Hoje, o controle pelo Estado é aparente, mas as autoridades admitem que não estamos livres dos planos criminosos arquitetados e ordenados das cadeias para as ruas. Não se sabe exatamente até que ponto as ações de prevenção são suficientes. O passado recente mostra ondas de atentados, mortes, torturas, adolescentes aliciados, detentos cooptados por carência de direitos básicos, alguns advogados a serviço do crime, inocentes atingidos, agentes e policiais à margem da falta de políticas públicas.

 

Ao longo de mais de uma década, houve um ciclo de fatos e desdobramentos da violência e a máfia criminosa montada que abalou o Estado até então propagandeado como o com os menores índice de criminalidade.

Tudo começou em 2001, na ala de segurança máxima da Penitenciária de Florianópolis, no bairro da Agronômica, atualmente um complexo prisional com mais de 2 mil presos em uma área residencial.

 

Dali saíram os primeiros recortes dos criminosos que viriam, no dia 3 de março de 2003, a fundar o grupo G (O Grupo) na recém-inaugurada Penitenciá-

ria de São Pedro de Alcântara, que logo passou a se chamar Primeiro Grupo Catarinense (PGC).

 

Nos moldes do temido Primeiro Comando da Capital (PCC), de São Paulo, a facção catarinense reuniu bandidos de alta e média periculosidade com o propósito de financiar crimes e proteger os membros, chamados de irmãos.

O bando se fortaleceu em um cenário de presídios superlotados e com os presos carentes dos seus direitos básicos.
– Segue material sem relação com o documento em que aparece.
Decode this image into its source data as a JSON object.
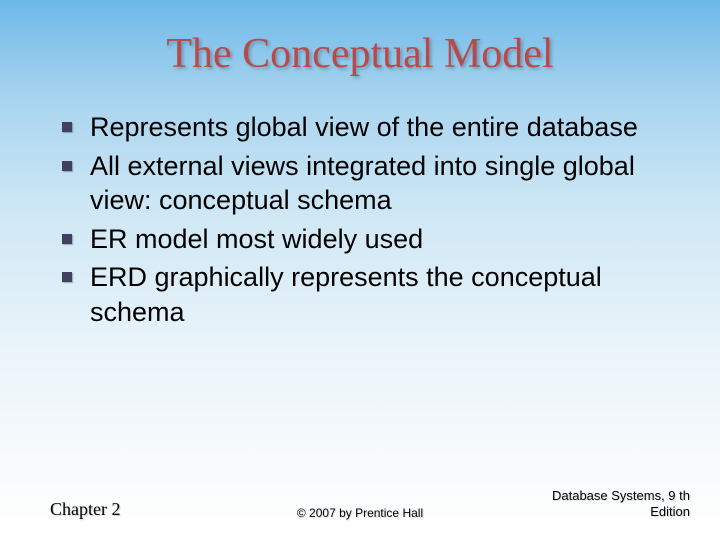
{
  "title": "The Conceptual Model",
  "bullets": [
    "Represents global view of the entire database",
    "All external views integrated into single global view: conceptual schema",
    "ER model most widely used",
    "ERD graphically represents the conceptual schema"
  ],
  "footer": {
    "left": "Chapter 2",
    "center": "© 2007 by Prentice Hall",
    "right_line1": "Database Systems, 9 th",
    "right_line2": "Edition"
  },
  "colors": {
    "title_color": "#b84a4a",
    "bullet_marker": "#404060",
    "bg_top": "#6db8e8",
    "bg_bottom": "#ffffff"
  }
}
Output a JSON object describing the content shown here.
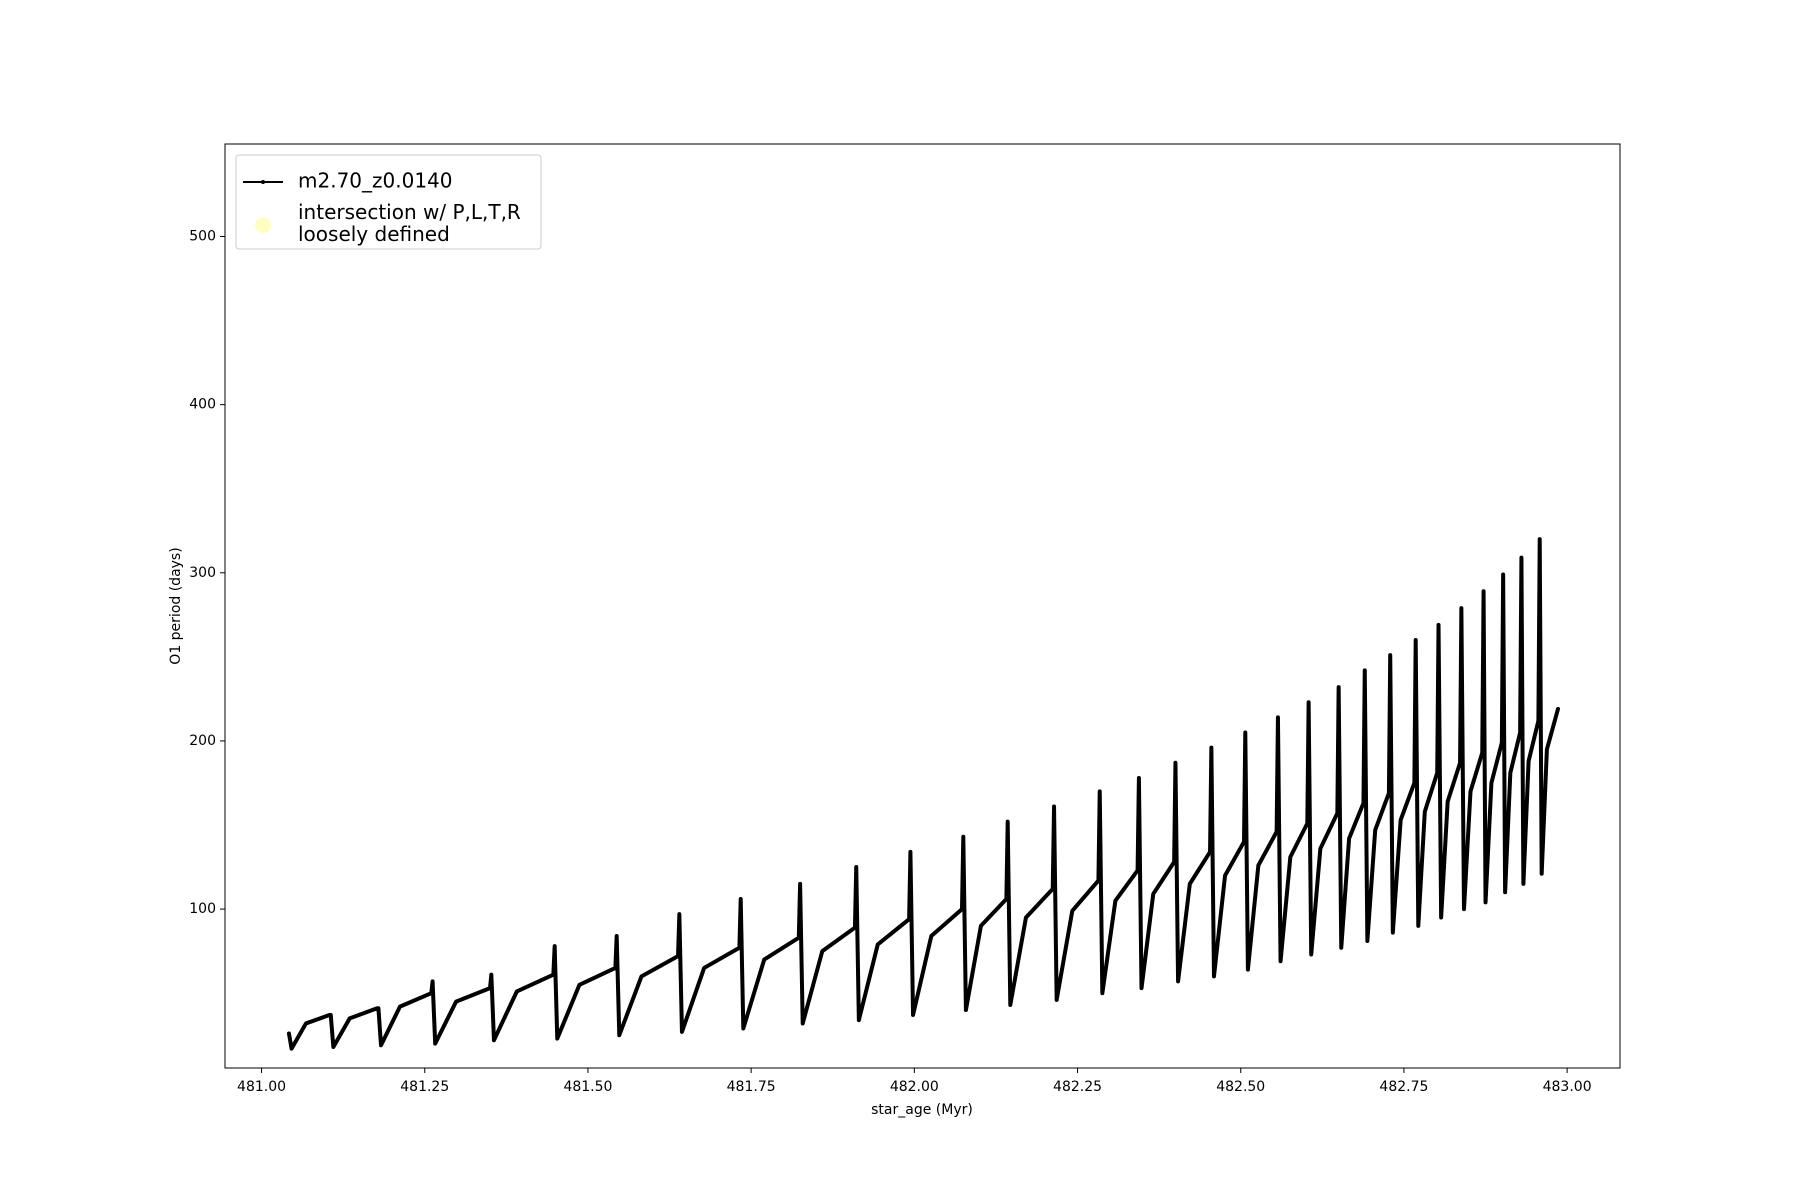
{
  "chart_data": {
    "type": "line",
    "xlabel": "star_age (Myr)",
    "ylabel": "O1 period (days)",
    "xlim": [
      480.944,
      483.081
    ],
    "ylim": [
      5.5,
      555
    ],
    "xticks": [
      {
        "value": 481,
        "label": "481.00"
      },
      481.25,
      {
        "value": 481.5,
        "label": "481.50"
      },
      481.75,
      {
        "value": 482,
        "label": "482.00"
      },
      482.25,
      {
        "value": 482.5,
        "label": "482.50"
      },
      482.75,
      {
        "value": 483,
        "label": "483.00"
      }
    ],
    "yticks": [
      100,
      200,
      300,
      400,
      500
    ],
    "grid": false,
    "legend": "upper left",
    "series": [
      {
        "name": "m2.70_z0.0140",
        "color": "#000000",
        "x": [
          481.042,
          481.046,
          481.068,
          481.104,
          481.106,
          481.11,
          481.135,
          481.177,
          481.179,
          481.183,
          481.212,
          481.26,
          481.262,
          481.266,
          481.298,
          481.35,
          481.352,
          481.356,
          481.391,
          481.447,
          481.449,
          481.453,
          481.487,
          481.542,
          481.544,
          481.548,
          481.582,
          481.638,
          481.64,
          481.644,
          481.678,
          481.732,
          481.734,
          481.738,
          481.77,
          481.823,
          481.825,
          481.829,
          481.859,
          481.909,
          481.911,
          481.915,
          481.944,
          481.992,
          481.994,
          481.998,
          482.026,
          482.073,
          482.075,
          482.079,
          482.102,
          482.141,
          482.143,
          482.147,
          482.171,
          482.212,
          482.214,
          482.218,
          482.242,
          482.282,
          482.284,
          482.288,
          482.308,
          482.342,
          482.344,
          482.348,
          482.366,
          482.398,
          482.4,
          482.404,
          482.422,
          482.453,
          482.455,
          482.459,
          482.476,
          482.505,
          482.507,
          482.511,
          482.527,
          482.555,
          482.557,
          482.561,
          482.576,
          482.602,
          482.604,
          482.608,
          482.622,
          482.648,
          482.65,
          482.654,
          482.666,
          482.688,
          482.69,
          482.694,
          482.706,
          482.727,
          482.729,
          482.733,
          482.745,
          482.766,
          482.768,
          482.772,
          482.782,
          482.801,
          482.803,
          482.807,
          482.817,
          482.836,
          482.838,
          482.842,
          482.852,
          482.87,
          482.872,
          482.875,
          482.884,
          482.9,
          482.902,
          482.905,
          482.913,
          482.928,
          482.93,
          482.933,
          482.941,
          482.956,
          482.958,
          482.961,
          482.969,
          482.986
        ],
        "values": [
          26,
          17,
          32,
          37,
          37,
          18,
          35,
          41,
          41,
          19,
          42,
          50,
          57,
          20,
          45,
          53,
          61,
          22,
          51,
          61,
          78,
          23,
          55,
          65,
          84,
          25,
          60,
          72,
          97,
          27,
          65,
          77,
          106,
          29,
          70,
          83,
          115,
          32,
          75,
          89,
          125,
          34,
          79,
          94,
          134,
          37,
          84,
          100,
          143,
          40,
          90,
          106,
          152,
          43,
          95,
          112,
          161,
          46,
          99,
          117,
          170,
          50,
          105,
          123,
          178,
          53,
          109,
          128,
          187,
          57,
          115,
          134,
          196,
          60,
          120,
          140,
          205,
          64,
          126,
          146,
          214,
          69,
          131,
          151,
          223,
          73,
          136,
          157,
          232,
          77,
          142,
          163,
          242,
          81,
          147,
          169,
          251,
          86,
          153,
          175,
          260,
          90,
          158,
          181,
          269,
          95,
          164,
          187,
          279,
          100,
          170,
          193,
          289,
          104,
          175,
          199,
          299,
          110,
          181,
          205,
          309,
          115,
          188,
          212,
          320,
          121,
          195,
          219
        ]
      },
      {
        "name": "intersection w/ P,L,T,R\nloosely defined",
        "color": "#ffffc0",
        "marker": "circle",
        "x": [],
        "values": []
      }
    ]
  }
}
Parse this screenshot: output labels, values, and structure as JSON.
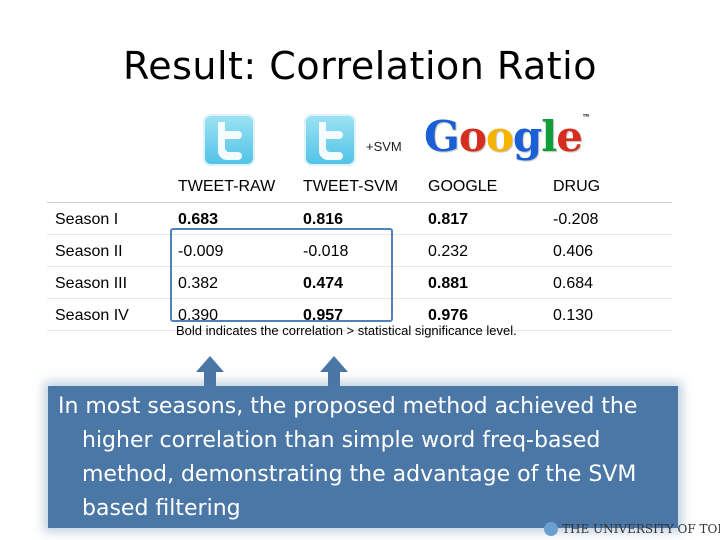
{
  "title": "Result: Correlation Ratio",
  "logos": {
    "twitter_raw": "twitter-logo",
    "twitter_svm": "twitter-logo",
    "svm_label": "+SVM",
    "google_letters": [
      "G",
      "o",
      "o",
      "g",
      "l",
      "e"
    ],
    "google_colors": [
      "#1a5fd6",
      "#d62d20",
      "#f4b400",
      "#1a5fd6",
      "#109d3a",
      "#d62d20"
    ],
    "university": "THE UNIVERSITY OF TOKYO"
  },
  "table": {
    "headers": [
      "",
      "TWEET-RAW",
      "TWEET-SVM",
      "GOOGLE",
      "DRUG"
    ],
    "rows": [
      {
        "cells": [
          "Season I",
          "0.683",
          "0.816",
          "0.817",
          "-0.208"
        ],
        "bold": [
          false,
          true,
          true,
          true,
          false
        ]
      },
      {
        "cells": [
          "Season II",
          "-0.009",
          "-0.018",
          "0.232",
          "0.406"
        ],
        "bold": [
          false,
          false,
          false,
          false,
          false
        ]
      },
      {
        "cells": [
          "Season III",
          "0.382",
          "0.474",
          "0.881",
          "0.684"
        ],
        "bold": [
          false,
          false,
          true,
          true,
          false
        ]
      },
      {
        "cells": [
          "Season IV",
          "0.390",
          "0.957",
          "0.976",
          "0.130"
        ],
        "bold": [
          false,
          false,
          true,
          true,
          false
        ]
      }
    ]
  },
  "footnote": "Bold indicates the correlation > statistical significance level.",
  "callout": "In most seasons, the proposed method achieved the higher correlation than simple word freq-based method, demonstrating the advantage of the SVM based filtering",
  "colors": {
    "callout_bg": "#4a77a5",
    "highlight_border": "#4f81bd",
    "arrow": "#4a77a5"
  }
}
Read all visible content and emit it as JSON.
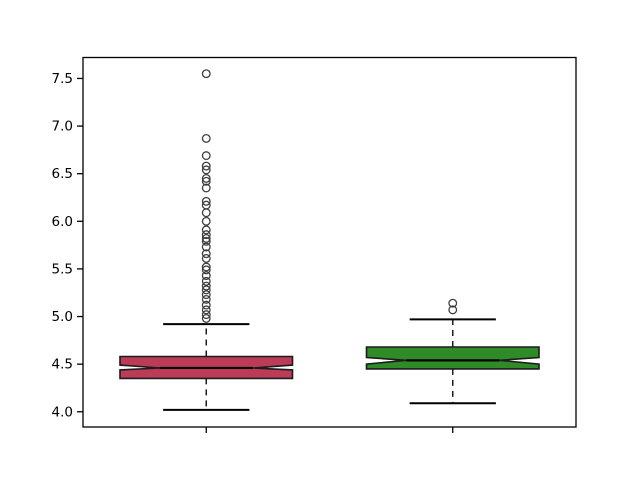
{
  "chart_data": {
    "type": "boxplot",
    "title": "",
    "xlabel": "",
    "ylabel": "",
    "grid": false,
    "notched": true,
    "background_color": "#ffffff",
    "frame_color": "#000000",
    "edge_color": "#1c1c1c",
    "median_color": "#000000",
    "whisker_color": "#1c1c1c",
    "flier_color": "#3f3f3f",
    "ylim": [
      3.84,
      7.72
    ],
    "xlim": [
      0.5,
      2.5
    ],
    "yticks": [
      4.0,
      4.5,
      5.0,
      5.5,
      6.0,
      6.5,
      7.0,
      7.5
    ],
    "ytick_labels": [
      "4.0",
      "4.5",
      "5.0",
      "5.5",
      "6.0",
      "6.5",
      "7.0",
      "7.5"
    ],
    "xtick_positions": [
      1,
      2
    ],
    "xtick_labels": [
      "",
      ""
    ],
    "box_width": 0.7,
    "cap_width": 0.35,
    "notch_indent_frac": 0.23,
    "series": [
      {
        "name": "box-1-red",
        "position": 1,
        "fill_color": "#bc3b57",
        "q1": 4.35,
        "median": 4.46,
        "q3": 4.58,
        "notch_lo": 4.44,
        "notch_hi": 4.49,
        "whisker_lo": 4.02,
        "whisker_hi": 4.92,
        "fliers": [
          4.98,
          5.02,
          5.07,
          5.12,
          5.18,
          5.23,
          5.28,
          5.32,
          5.37,
          5.43,
          5.49,
          5.52,
          5.61,
          5.66,
          5.73,
          5.79,
          5.82,
          5.86,
          5.91,
          6.0,
          6.09,
          6.17,
          6.21,
          6.35,
          6.42,
          6.45,
          6.54,
          6.58,
          6.69,
          6.87,
          7.55
        ]
      },
      {
        "name": "box-2-green",
        "position": 2,
        "fill_color": "#2f8b28",
        "q1": 4.45,
        "median": 4.54,
        "q3": 4.68,
        "notch_lo": 4.5,
        "notch_hi": 4.57,
        "whisker_lo": 4.09,
        "whisker_hi": 4.97,
        "fliers": [
          5.07,
          5.14
        ]
      }
    ]
  }
}
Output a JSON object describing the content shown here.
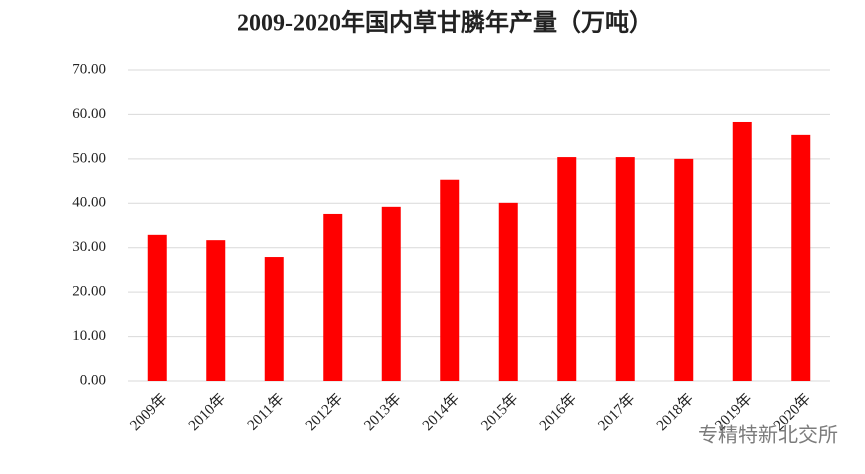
{
  "chart_data": {
    "type": "bar",
    "title": "2009-2020年国内草甘膦年产量（万吨）",
    "categories": [
      "2009年",
      "2010年",
      "2011年",
      "2012年",
      "2013年",
      "2014年",
      "2015年",
      "2016年",
      "2017年",
      "2018年",
      "2019年",
      "2020年"
    ],
    "values": [
      32.9,
      31.7,
      27.9,
      37.6,
      39.2,
      45.3,
      40.1,
      50.4,
      50.4,
      50.0,
      58.3,
      55.4
    ],
    "color": "#ff0000",
    "ylim": [
      0,
      70
    ],
    "yticks": [
      {
        "value": 0,
        "label": "0.00"
      },
      {
        "value": 10,
        "label": "10.00"
      },
      {
        "value": 20,
        "label": "20.00"
      },
      {
        "value": 30,
        "label": "30.00"
      },
      {
        "value": 40,
        "label": "40.00"
      },
      {
        "value": 50,
        "label": "50.00"
      },
      {
        "value": 60,
        "label": "60.00"
      },
      {
        "value": 70,
        "label": "70.00"
      }
    ],
    "grid": true,
    "watermark": "专精特新北交所"
  }
}
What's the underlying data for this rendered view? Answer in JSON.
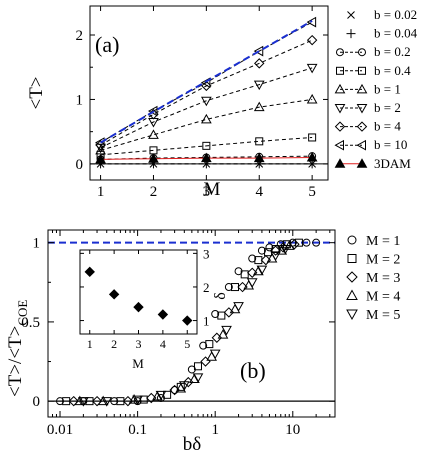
{
  "chart_data": [
    {
      "type": "line",
      "panel_label": "(a)",
      "xlabel": "M",
      "ylabel": "<T>",
      "xlim": [
        0.8,
        5.3
      ],
      "ylim": [
        -0.25,
        2.45
      ],
      "xticks": [
        1,
        2,
        3,
        4,
        5
      ],
      "yticks": [
        0,
        1,
        2
      ],
      "x": [
        1,
        2,
        3,
        4,
        5
      ],
      "legend_position": "right",
      "series": [
        {
          "name": "b = 0.02",
          "marker": "x",
          "values": [
            0.0,
            0.0,
            0.0,
            0.0,
            0.0
          ]
        },
        {
          "name": "b = 0.04",
          "marker": "plus",
          "values": [
            0.0,
            0.0,
            0.0,
            0.0,
            0.0
          ]
        },
        {
          "name": "b = 0.2",
          "marker": "circle",
          "values": [
            0.07,
            0.09,
            0.1,
            0.11,
            0.12
          ]
        },
        {
          "name": "b = 0.4",
          "marker": "square",
          "values": [
            0.14,
            0.21,
            0.28,
            0.35,
            0.41
          ]
        },
        {
          "name": "b = 1",
          "marker": "triangle-up",
          "values": [
            0.21,
            0.45,
            0.69,
            0.88,
            1.0
          ]
        },
        {
          "name": "b = 2",
          "marker": "triangle-down",
          "values": [
            0.25,
            0.65,
            0.98,
            1.23,
            1.49
          ]
        },
        {
          "name": "b = 4",
          "marker": "diamond",
          "values": [
            0.29,
            0.77,
            1.21,
            1.56,
            1.92
          ]
        },
        {
          "name": "b = 10",
          "marker": "triangle-left",
          "values": [
            0.33,
            0.82,
            1.26,
            1.75,
            2.2
          ]
        },
        {
          "name": "3DAM",
          "marker": "triangle-up-filled",
          "line_color": "#e02020",
          "values": [
            0.07,
            0.08,
            0.09,
            0.09,
            0.1
          ]
        }
      ],
      "reference_line": {
        "color": "#1a2fd0",
        "style": "dashed",
        "values": [
          0.33,
          0.81,
          1.28,
          1.75,
          2.22
        ]
      }
    },
    {
      "type": "scatter",
      "panel_label": "(b)",
      "xlabel": "bδ",
      "ylabel_main": "<T>/<T>",
      "ylabel_sub": "COE",
      "x_scale": "log",
      "xlim": [
        0.007,
        35
      ],
      "ylim": [
        -0.1,
        1.08
      ],
      "xticks": [
        0.01,
        0.1,
        1,
        10
      ],
      "xtick_labels": [
        "0.01",
        "0.1",
        "1",
        "10"
      ],
      "yticks": [
        0,
        0.5,
        1
      ],
      "ytick_labels": [
        "0",
        "0.5",
        "1"
      ],
      "reference_line_y": 1,
      "zero_line_y": 0,
      "legend_position": "right",
      "series": [
        {
          "name": "M = 1",
          "marker": "circle",
          "x": [
            0.01,
            0.02,
            0.05,
            0.1,
            0.2,
            0.3,
            0.5,
            0.7,
            1.0,
            1.5,
            2.0,
            3.0,
            4.0,
            5.0,
            7.0,
            10.0,
            15.0,
            20.0
          ],
          "y": [
            0.0,
            0.0,
            0.0,
            0.0,
            0.02,
            0.07,
            0.2,
            0.35,
            0.55,
            0.72,
            0.82,
            0.9,
            0.95,
            0.97,
            0.99,
            1.0,
            1.0,
            1.0
          ]
        },
        {
          "name": "M = 2",
          "marker": "square",
          "x": [
            0.012,
            0.024,
            0.06,
            0.12,
            0.24,
            0.36,
            0.6,
            0.84,
            1.2,
            1.8,
            2.4,
            3.6,
            4.8,
            6.0,
            8.4,
            12.0
          ],
          "y": [
            0.0,
            0.0,
            0.0,
            0.01,
            0.04,
            0.09,
            0.22,
            0.36,
            0.54,
            0.72,
            0.8,
            0.89,
            0.94,
            0.96,
            0.99,
            1.0
          ]
        },
        {
          "name": "M = 3",
          "marker": "diamond",
          "x": [
            0.015,
            0.03,
            0.075,
            0.15,
            0.3,
            0.45,
            0.75,
            1.05,
            1.5,
            2.25,
            3.0,
            4.5,
            6.0,
            7.5,
            10.5
          ],
          "y": [
            0.0,
            0.0,
            0.0,
            0.02,
            0.07,
            0.12,
            0.25,
            0.4,
            0.56,
            0.72,
            0.81,
            0.89,
            0.95,
            0.97,
            0.99
          ]
        },
        {
          "name": "M = 4",
          "marker": "triangle-up",
          "x": [
            0.018,
            0.036,
            0.09,
            0.18,
            0.36,
            0.54,
            0.9,
            1.26,
            1.8,
            2.7,
            3.6,
            5.4,
            7.2,
            9.0
          ],
          "y": [
            0.0,
            0.0,
            0.01,
            0.03,
            0.08,
            0.14,
            0.28,
            0.42,
            0.58,
            0.73,
            0.82,
            0.9,
            0.95,
            0.98
          ]
        },
        {
          "name": "M = 5",
          "marker": "triangle-down",
          "x": [
            0.02,
            0.04,
            0.1,
            0.2,
            0.4,
            0.6,
            1.0,
            1.4,
            2.0,
            3.0,
            4.0,
            6.0,
            8.0
          ],
          "y": [
            0.0,
            0.0,
            0.01,
            0.04,
            0.1,
            0.15,
            0.3,
            0.45,
            0.6,
            0.75,
            0.83,
            0.92,
            0.96
          ]
        }
      ],
      "inset": {
        "type": "scatter",
        "xlabel": "M",
        "ylabel": "δ",
        "xlim": [
          0.6,
          5.4
        ],
        "ylim": [
          0.6,
          3.1
        ],
        "xticks": [
          1,
          2,
          3,
          4,
          5
        ],
        "yticks": [
          1,
          2,
          3
        ],
        "y_axis_side": "right",
        "marker": "diamond-filled",
        "x": [
          1,
          2,
          3,
          4,
          5
        ],
        "y": [
          2.45,
          1.78,
          1.4,
          1.18,
          1.0
        ]
      }
    }
  ]
}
Milhares de detentos e criminosos nas ruas se uniram.

 

Com estatuto próprio, obrigação de custeio pelos membros com o pagamento de dízimo e a entrega de percentual sobre vantagens ilícitas do tráfico de drogas e de crimes patrimoniais, o PGC se autossustentou.

 

No começo, as autoridades negaram a existência da facção. Nas polícias e sistema prisional, havia a falta de integração no combate à organização criminosa. Transferências pontuais de líderes aconteciam como medidas paliativas, até que o discurso começou a mudar.

 

“A ordem partiu de dentro da cadeia”, foi a frase bombástica na primeira entrevista dada por um integrante de alto escalão do governo sobre o PGC, publicada no Diário Catarinense em 10 de novembro de 2010.

Diante de uma onda de assaltos e furtos na Grande Florianópolis, o delegado André Mendes da Silveira, na época secretário estadual da Segurança Pública, admitia a existência do grupo organizado.

 

André destacava, na entrevista exclusiva ao jornalista Rafael Martini, que a facção estava ordenando crimes nas ruas em uma tentativa desesperada de capitalizar o financiamento, pois vinha sofrendo vários golpes da ação policial.

A manifestação foi um marco, tanto negativa  quanto positivamente. Cautelosos entendiam que a facção poderia sair fortalecida. Por outro lado, foi a partir de então que se incrementou a prevenção e se consolidou a reação, mas muito mais pelo alcance da punição que começou a valer, principalmente no Judiciário.

 

O embate PGC x Estado resultou em momentos de ebulição. Quartel-geral do bando, a Penitenciária de São Pedro de Alcântara vivenciou em 2011 série de mortes de presos pelos próprios detentos.

 

O diretor linha-dura contra a facção, Carlos Alves, teve a mulher, a agente Deise Alves, assassinada em seu lugar por engano. Denúncias de tortura contra presos eclodiram em ondas de atentados nas ruas, com ônibus incendiados e ataques a unidades policiais.

 

Com o governo federal como aliado, a Força Nacional de Segurança chegou a entrar em cena, mesmo que com o foco de atuação contestado por alguns setores estaduais. Dezenas de presos líderes foram para presídios federais, onde estão até hoje.

 

Agora, essa vida real segue com a ameaça vinda do PCC em ganhar espaço do PGC e vice-versa (o PGC também busca a retomada de pontos de tráfico perdidos para o inimigo). Joinville, no Norte, tem sido o campo da batalha.

Em meio ao que se desenha um conflito permanente com as facções e suas variáveis, cabe relembrar um trecho do desembargador Rodrigo Colaço a ponto de se evitar qualquer subestimação a esse tipo de inimigo: “Valem-se de intimidação, constrangimento ilegal, com a utilização de armas, ataques incendiários a veículos, disparos a postos policiais, gerando pânico social de um modo a desafiar as instituições.”